ANCHORAGE (KTUU) - It's often easy to see the signs of a fire, but the impacts of regularly responding to events like fires and other tragedies are often more difficult to spot. The Anchorage Fire Department is working on expanding two groups that will help firefighters cope with the challenges of a job that many may not understand.
"I don't think the general public does," says Captain John Paff. "You know some of our firefighters don't realize the loads they carry with them throughout their lives and careers."
Captain Paff says the vivid memories of responding to fatal or horrific accidents can lead to deeper issues. He says firefighters have always had to lean on each other for support, but up until last year that support wasn't clearly outlined.
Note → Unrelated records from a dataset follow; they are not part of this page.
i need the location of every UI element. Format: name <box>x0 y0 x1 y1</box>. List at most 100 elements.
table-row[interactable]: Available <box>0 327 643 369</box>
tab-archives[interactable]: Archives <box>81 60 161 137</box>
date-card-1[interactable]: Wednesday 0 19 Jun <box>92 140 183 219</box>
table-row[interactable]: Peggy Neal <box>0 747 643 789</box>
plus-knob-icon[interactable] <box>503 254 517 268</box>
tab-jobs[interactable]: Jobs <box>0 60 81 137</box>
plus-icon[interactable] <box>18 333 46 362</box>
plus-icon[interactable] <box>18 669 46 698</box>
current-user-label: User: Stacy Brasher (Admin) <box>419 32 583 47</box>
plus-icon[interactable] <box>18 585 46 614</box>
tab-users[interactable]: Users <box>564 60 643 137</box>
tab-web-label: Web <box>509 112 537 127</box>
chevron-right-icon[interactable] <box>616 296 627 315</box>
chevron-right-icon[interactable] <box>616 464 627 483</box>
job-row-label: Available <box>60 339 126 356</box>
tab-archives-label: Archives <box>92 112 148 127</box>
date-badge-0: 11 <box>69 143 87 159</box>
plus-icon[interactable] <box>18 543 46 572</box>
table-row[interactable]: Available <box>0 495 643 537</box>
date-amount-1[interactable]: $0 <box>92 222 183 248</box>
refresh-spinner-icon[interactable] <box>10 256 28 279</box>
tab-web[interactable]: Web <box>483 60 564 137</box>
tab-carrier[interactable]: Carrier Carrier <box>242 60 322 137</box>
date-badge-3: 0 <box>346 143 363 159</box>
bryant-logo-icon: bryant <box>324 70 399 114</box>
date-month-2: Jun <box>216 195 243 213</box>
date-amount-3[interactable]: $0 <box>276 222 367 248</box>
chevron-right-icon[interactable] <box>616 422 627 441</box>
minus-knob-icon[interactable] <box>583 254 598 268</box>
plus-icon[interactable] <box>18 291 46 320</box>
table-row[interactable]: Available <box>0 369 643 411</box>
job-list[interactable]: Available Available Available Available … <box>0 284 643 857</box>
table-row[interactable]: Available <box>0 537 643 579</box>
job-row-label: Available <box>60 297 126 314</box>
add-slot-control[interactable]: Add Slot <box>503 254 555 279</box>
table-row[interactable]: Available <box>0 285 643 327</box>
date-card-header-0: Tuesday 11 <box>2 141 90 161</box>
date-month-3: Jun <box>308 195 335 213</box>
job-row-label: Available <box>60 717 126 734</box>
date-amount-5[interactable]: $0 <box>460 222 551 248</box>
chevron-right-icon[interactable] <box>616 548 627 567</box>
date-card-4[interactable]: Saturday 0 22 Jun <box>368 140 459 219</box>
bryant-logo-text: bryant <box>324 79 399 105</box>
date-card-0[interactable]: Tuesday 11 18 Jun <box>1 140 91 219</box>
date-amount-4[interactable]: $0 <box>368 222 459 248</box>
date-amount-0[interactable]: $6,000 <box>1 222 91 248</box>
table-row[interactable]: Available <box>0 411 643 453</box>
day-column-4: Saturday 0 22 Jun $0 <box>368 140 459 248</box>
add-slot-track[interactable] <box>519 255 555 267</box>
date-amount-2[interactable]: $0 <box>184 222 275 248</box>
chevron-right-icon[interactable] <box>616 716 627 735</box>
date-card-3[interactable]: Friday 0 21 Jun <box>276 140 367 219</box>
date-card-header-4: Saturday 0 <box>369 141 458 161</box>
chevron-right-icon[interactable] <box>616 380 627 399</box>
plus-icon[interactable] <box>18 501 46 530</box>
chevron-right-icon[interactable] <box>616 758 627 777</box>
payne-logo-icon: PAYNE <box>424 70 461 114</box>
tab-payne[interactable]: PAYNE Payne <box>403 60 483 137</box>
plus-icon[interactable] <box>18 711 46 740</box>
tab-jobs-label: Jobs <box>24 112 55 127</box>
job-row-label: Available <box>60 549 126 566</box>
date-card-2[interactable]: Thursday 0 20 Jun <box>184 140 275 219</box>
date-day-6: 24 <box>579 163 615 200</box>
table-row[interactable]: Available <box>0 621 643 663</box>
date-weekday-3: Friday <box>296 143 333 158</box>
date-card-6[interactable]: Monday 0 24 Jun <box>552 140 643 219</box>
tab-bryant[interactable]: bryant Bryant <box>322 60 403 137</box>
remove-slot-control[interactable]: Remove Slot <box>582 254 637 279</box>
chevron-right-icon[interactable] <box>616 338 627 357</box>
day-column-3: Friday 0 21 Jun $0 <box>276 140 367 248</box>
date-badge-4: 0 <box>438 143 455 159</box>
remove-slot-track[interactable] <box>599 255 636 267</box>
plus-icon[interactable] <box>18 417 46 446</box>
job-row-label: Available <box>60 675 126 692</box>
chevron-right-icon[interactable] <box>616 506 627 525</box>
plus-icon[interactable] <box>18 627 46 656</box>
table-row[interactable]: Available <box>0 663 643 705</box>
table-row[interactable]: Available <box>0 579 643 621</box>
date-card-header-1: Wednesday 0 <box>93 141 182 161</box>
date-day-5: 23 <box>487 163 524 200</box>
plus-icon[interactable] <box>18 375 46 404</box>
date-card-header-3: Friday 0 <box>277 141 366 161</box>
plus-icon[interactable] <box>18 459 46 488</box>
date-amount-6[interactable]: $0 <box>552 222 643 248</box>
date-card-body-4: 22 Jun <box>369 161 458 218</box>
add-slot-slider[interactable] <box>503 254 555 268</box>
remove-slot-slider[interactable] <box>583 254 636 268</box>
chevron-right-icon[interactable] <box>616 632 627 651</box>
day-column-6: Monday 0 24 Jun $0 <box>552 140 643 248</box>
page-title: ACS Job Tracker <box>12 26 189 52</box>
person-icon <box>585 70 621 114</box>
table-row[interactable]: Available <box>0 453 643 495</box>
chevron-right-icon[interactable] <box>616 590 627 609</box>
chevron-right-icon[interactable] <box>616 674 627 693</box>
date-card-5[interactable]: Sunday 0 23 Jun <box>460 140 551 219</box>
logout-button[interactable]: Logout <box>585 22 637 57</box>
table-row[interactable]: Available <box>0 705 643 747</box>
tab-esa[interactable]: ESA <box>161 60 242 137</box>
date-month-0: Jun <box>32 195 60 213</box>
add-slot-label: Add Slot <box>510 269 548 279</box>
Now, there are 15 people within AFD trained into the Behavioral Health Task Force. They can read the signs of depression or post traumatic stress disorder and talk to a firefighter about getting help.
Since it was started last year, AFD discovered the need for these services among firefighters isn't exclusive to Anchorage, inspiring the formation of the Alaska Firefighter Peer Support program which has 20 people trained to do the same work.
"The two kind of go hand in hand. The behavioral health task group is more AFD specific, right here," says Captain Paff. "The Alaska Firefighter Peer Support is for the entire state."
The Alaska Firefighter Peer Support group will conduct training sessions in November to add to its numbers.
Preventing suicide is the ultimate goal of the groups, according to Captain Paff. He doesn't believe Alaska has seen any firefighters commit suicide related to their work, but nationwide statistics show 99 firefighters and 30 EMS workers committed suicide in 2015.